In statu nascendi is a Latin phrase and means “in a state of being born”.

When a story begins in medias res (in the middle of things) and the character is given no backstory, we may say the character is presented to us in statu nascendi.

Modernist writers started this trend. You’ll see it in Katherine Mansfield’s short stories. A character’s backstory is kept right off the page. To the reader, it seems as if they have just been born. 

Even more significantly, it seems this way to the narrator, as well. All our impressions of this character come from these particular events in the limited time scale of this particular story, with no flash backs, no flash forwards, and with no commentary about how they got here, or how everything turned out 20 years later.
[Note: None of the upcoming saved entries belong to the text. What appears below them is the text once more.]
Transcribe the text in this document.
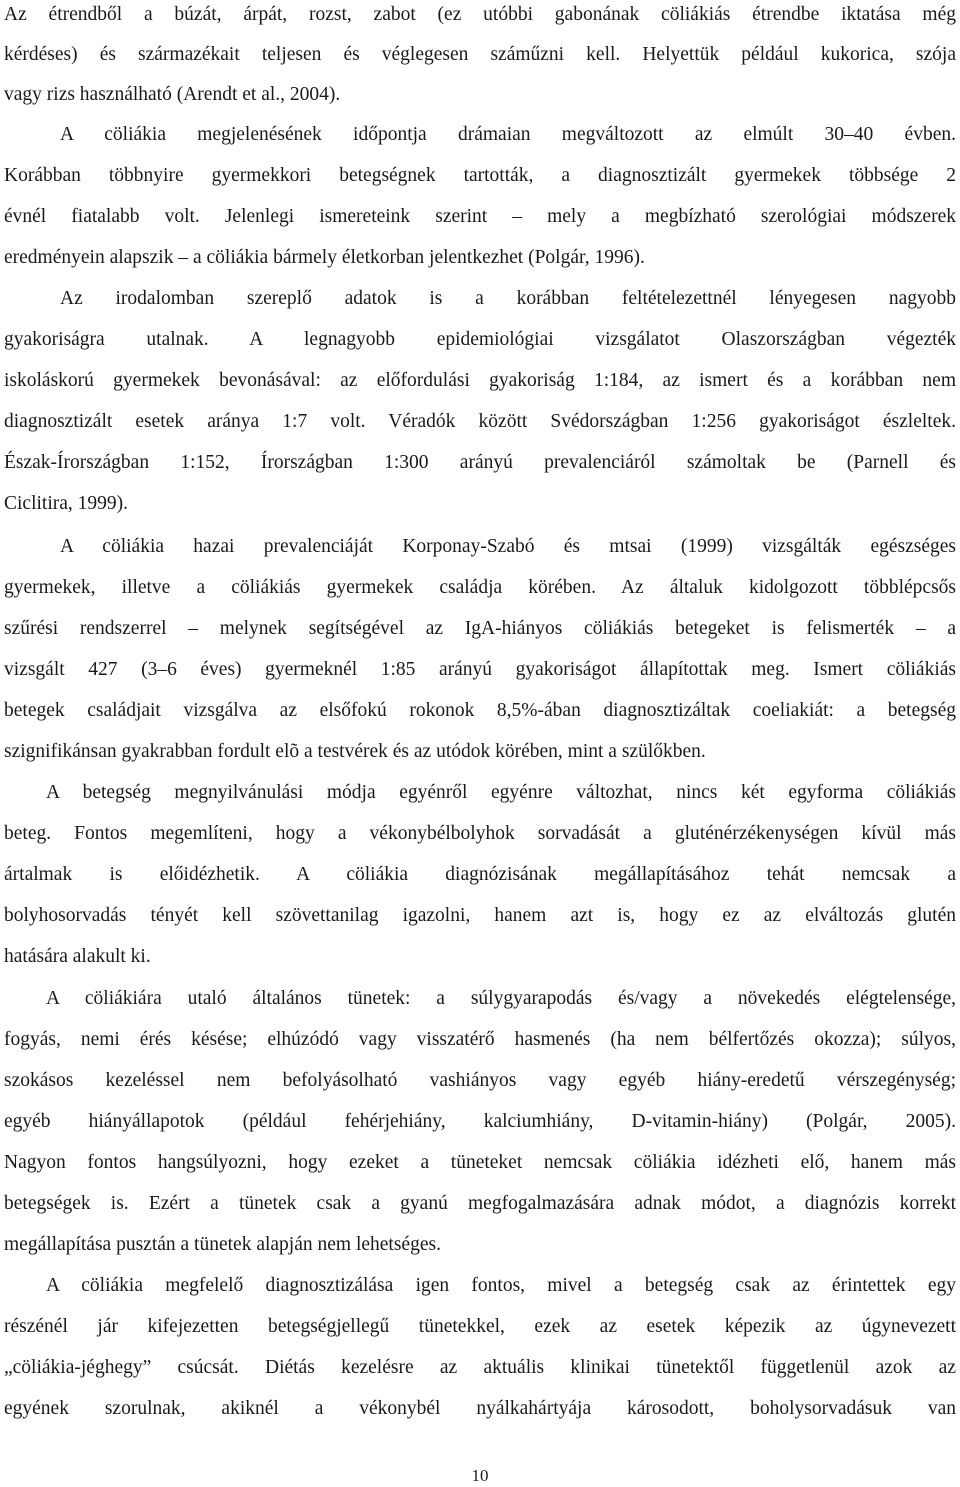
Az étrendből a búzát, árpát, rozst, zabot (ez utóbbi gabonának cöliákiás étrendbe iktatása még
kérdéses) és származékait teljesen és véglegesen száműzni kell. Helyettük például kukorica, szója
vagy rizs használható (Arendt et al., 2004).
A cöliákia megjelenésének időpontja drámaian megváltozott az elmúlt 30–40 évben.
Korábban többnyire gyermekkori betegségnek tartották, a diagnosztizált gyermekek többsége 2
évnél fiatalabb volt. Jelenlegi ismereteink szerint – mely a megbízható szerológiai módszerek
eredményein alapszik – a cöliákia bármely életkorban jelentkezhet (Polgár, 1996).
Az irodalomban szereplő adatok is a korábban feltételezettnél lényegesen nagyobb
gyakoriságra utalnak. A legnagyobb epidemiológiai vizsgálatot Olaszországban végezték
iskoláskorú gyermekek bevonásával: az előfordulási gyakoriság 1:184, az ismert és a korábban nem
diagnosztizált esetek aránya 1:7 volt. Véradók között Svédországban 1:256 gyakoriságot észleltek.
Észak-Írországban 1:152, Írországban 1:300 arányú prevalenciáról számoltak be (Parnell és
Ciclitira, 1999).
A cöliákia hazai prevalenciáját Korponay-Szabó és mtsai (1999) vizsgálták egészséges
gyermekek, illetve a cöliákiás gyermekek családja körében. Az általuk kidolgozott többlépcsős
szűrési rendszerrel – melynek segítségével az IgA-hiányos cöliákiás betegeket is felismerték – a
vizsgált 427 (3–6 éves) gyermeknél 1:85 arányú gyakoriságot állapítottak meg. Ismert cöliákiás
betegek családjait vizsgálva az elsőfokú rokonok 8,5%-ában diagnosztizáltak coeliakiát: a betegség
szignifikánsan gyakrabban fordult elõ a testvérek és az utódok körében, mint a szülőkben.
A betegség megnyilvánulási módja egyénről egyénre változhat, nincs két egyforma cöliákiás
beteg. Fontos megemlíteni, hogy a vékonybélbolyhok sorvadását a gluténérzékenységen kívül más
ártalmak is előidézhetik. A cöliákia diagnózisának megállapításához tehát nemcsak a
bolyhosorvadás tényét kell szövettanilag igazolni, hanem azt is, hogy ez az elváltozás glutén
hatására alakult ki.
A cöliákiára utaló általános tünetek: a súlygyarapodás és/vagy a növekedés elégtelensége,
fogyás, nemi érés késése; elhúzódó vagy visszatérő hasmenés (ha nem bélfertőzés okozza); súlyos,
szokásos kezeléssel nem befolyásolható vashiányos vagy egyéb hiány-eredetű vérszegénység;
egyéb hiányállapotok (például fehérjehiány, kalciumhiány, D-vitamin-hiány) (Polgár, 2005).
Nagyon fontos hangsúlyozni, hogy ezeket a tüneteket nemcsak cöliákia idézheti elő, hanem más
betegségek is. Ezért a tünetek csak a gyanú megfogalmazására adnak módot, a diagnózis korrekt
megállapítása pusztán a tünetek alapján nem lehetséges.
A cöliákia megfelelő diagnosztizálása igen fontos, mivel a betegség csak az érintettek egy
részénél jár kifejezetten betegségjellegű tünetekkel, ezek az esetek képezik az úgynevezett
„cöliákia-jéghegy” csúcsát. Diétás kezelésre az aktuális klinikai tünetektől függetlenül azok az
egyének szorulnak, akiknél a vékonybél nyálkahártyája károsodott, boholysorvadásuk van
10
In statu nascendi characterisation is the preferred mode for the contemporary short story reader, who expects brevity and conciseness. This zero-backstory mode of characterisation is best explained if we look at what stories typically came before.
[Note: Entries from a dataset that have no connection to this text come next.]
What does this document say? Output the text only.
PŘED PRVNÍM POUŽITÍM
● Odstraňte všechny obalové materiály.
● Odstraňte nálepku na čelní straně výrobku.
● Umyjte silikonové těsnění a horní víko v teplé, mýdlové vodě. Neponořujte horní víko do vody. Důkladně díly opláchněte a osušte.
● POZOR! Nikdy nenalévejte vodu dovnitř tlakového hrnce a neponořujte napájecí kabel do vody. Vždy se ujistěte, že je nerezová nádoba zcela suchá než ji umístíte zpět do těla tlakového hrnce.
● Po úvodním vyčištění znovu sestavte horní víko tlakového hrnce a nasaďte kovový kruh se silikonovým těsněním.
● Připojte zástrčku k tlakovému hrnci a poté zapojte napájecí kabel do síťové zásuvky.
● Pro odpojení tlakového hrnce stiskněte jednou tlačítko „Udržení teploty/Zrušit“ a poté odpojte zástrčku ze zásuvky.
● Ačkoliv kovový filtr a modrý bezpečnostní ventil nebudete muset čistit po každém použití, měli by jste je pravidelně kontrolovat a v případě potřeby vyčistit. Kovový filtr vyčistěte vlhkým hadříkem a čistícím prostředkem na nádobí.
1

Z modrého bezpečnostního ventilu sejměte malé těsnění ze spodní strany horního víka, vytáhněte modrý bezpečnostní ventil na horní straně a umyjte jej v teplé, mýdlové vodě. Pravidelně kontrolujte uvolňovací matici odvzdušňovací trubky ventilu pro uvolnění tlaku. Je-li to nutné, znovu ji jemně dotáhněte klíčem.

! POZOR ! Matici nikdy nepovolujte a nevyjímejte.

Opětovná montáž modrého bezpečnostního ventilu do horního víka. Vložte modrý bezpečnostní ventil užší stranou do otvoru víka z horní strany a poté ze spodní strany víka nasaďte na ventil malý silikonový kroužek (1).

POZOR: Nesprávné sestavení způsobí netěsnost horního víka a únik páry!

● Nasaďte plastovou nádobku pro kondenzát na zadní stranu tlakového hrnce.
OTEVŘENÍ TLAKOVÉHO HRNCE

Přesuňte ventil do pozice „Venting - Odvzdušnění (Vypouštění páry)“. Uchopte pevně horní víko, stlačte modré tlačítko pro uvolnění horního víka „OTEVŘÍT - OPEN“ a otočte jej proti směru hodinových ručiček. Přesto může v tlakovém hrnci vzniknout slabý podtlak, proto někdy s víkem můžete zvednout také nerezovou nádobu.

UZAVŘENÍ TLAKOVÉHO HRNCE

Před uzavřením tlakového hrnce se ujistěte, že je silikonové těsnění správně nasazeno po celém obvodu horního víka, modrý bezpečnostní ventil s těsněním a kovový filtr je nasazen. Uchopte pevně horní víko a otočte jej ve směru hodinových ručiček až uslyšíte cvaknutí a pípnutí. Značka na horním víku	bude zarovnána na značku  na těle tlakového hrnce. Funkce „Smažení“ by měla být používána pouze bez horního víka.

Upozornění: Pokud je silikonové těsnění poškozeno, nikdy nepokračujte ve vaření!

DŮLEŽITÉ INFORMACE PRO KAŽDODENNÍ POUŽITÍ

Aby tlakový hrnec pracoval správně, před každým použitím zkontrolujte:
A good example is the fairy tale “Rapunzel”, as the Grimm brothers wrote it. Before the story gets to the story of Rapunzel herself, the reader is given numerous paragraphs of back story. Before we can understand Rapunzel as a character, storytellers of the 1700s and 1800s believed narratees would need to know all about the girl’s parents and how they met.
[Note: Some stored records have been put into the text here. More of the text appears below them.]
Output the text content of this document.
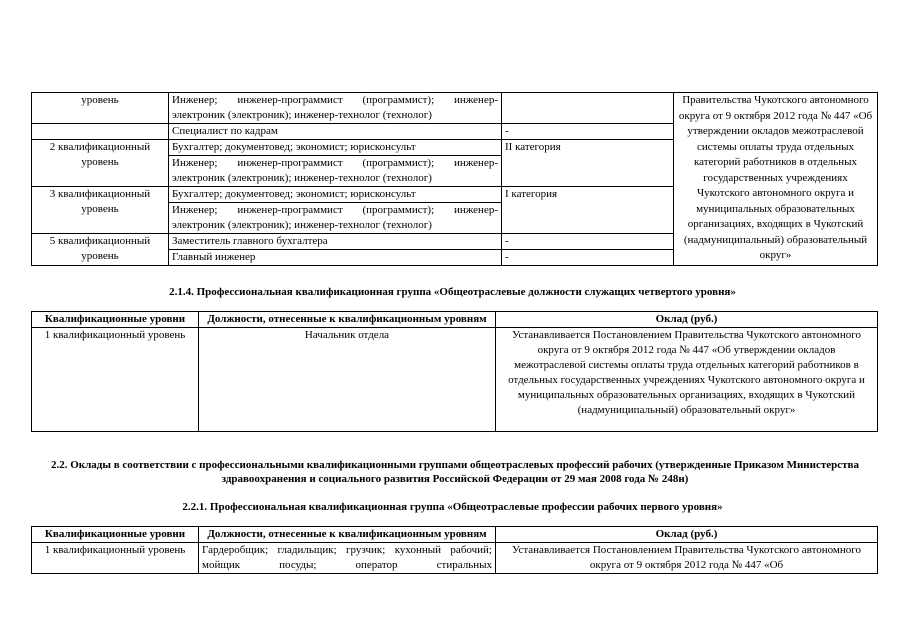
уровень	Инженер; инженер-программист (программист); инженер-электроник (электроник); инженер-технолог (технолог)		Правительства Чукотского автономного округа от 9 октября 2012 года № 447 «Об утверждении окладов межотраслевой системы оплаты труда отдельных категорий работников в отдельных государственных учреждениях Чукотского автономного округа и муниципальных образовательных организациях, входящих в Чукотский (надмуниципальный) образовательный округ»
	Специалист по кадрам	-	
2 квалификационный уровень	Бухгалтер; документовед; экономист; юрисконсульт	II категория	
	Инженер; инженер-программист (программист); инженер-электроник (электроник); инженер-технолог (технолог)		
3 квалификационный уровень	Бухгалтер; документовед; экономист; юрисконсульт	I категория	
	Инженер; инженер-программист (программист); инженер-электроник (электроник); инженер-технолог (технолог)		
5 квалификационный уровень	Заместитель главного бухгалтера	-	
	Главный инженер	-	
2.1.4. Профессиональная квалификационная группа «Общеотраслевые должности служащих четвертого уровня»
Квалификационные уровни	Должности, отнесенные к квалификационным уровням	Оклад (руб.)
1 квалификационный уровень	Начальник отдела	Устанавливается Постановлением Правительства Чукотского автономного округа от 9 октября 2012 года № 447 «Об утверждении окладов межотраслевой системы оплаты труда отдельных категорий работников в отдельных государственных учреждениях Чукотского автономного округа и муниципальных образовательных организациях, входящих в Чукотский (надмуниципальный) образовательный округ»
2.2. Оклады в соответствии с профессиональными квалификационными группами общеотраслевых профессий рабочих (утвержденные Приказом Министерства здравоохранения и социального развития Российской Федерации от 29 мая 2008 года № 248н)
2.2.1. Профессиональная квалификационная группа «Общеотраслевые профессии рабочих первого уровня»
Квалификационные уровни	Должности, отнесенные к квалификационным уровням	Оклад (руб.)
1 квалификационный уровень	Гардеробщик; гладильщик; грузчик; кухонный рабочий; мойщик посуды; оператор стиральных	Устанавливается Постановлением Правительства Чукотского автономного округа от 9 октября 2012 года № 447 «Об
There’s a not-so-hidden ideology in stories that begin with a character’s ancestry: The importance of bloodline. Modern storytellers don’t necessarily believe a character’s bloodline says anything useful about them. A modern view: people are products of our environment. Paint the environment and you’ve painted a person.

There are other advantages to this form of characterisation.

ADVANTAGES TO WRITING WITHOUT BACKSTORY

  1. Brevity
  2. A mood of spontaneity
  3. If a character has little backstory, they become more universal. The character could be almost anyone, including you, the reader. 
  4. Backstory always slows down narrative drive. Leaving it out avoids that pitfall, opening an aperture for more imagery and symbolism.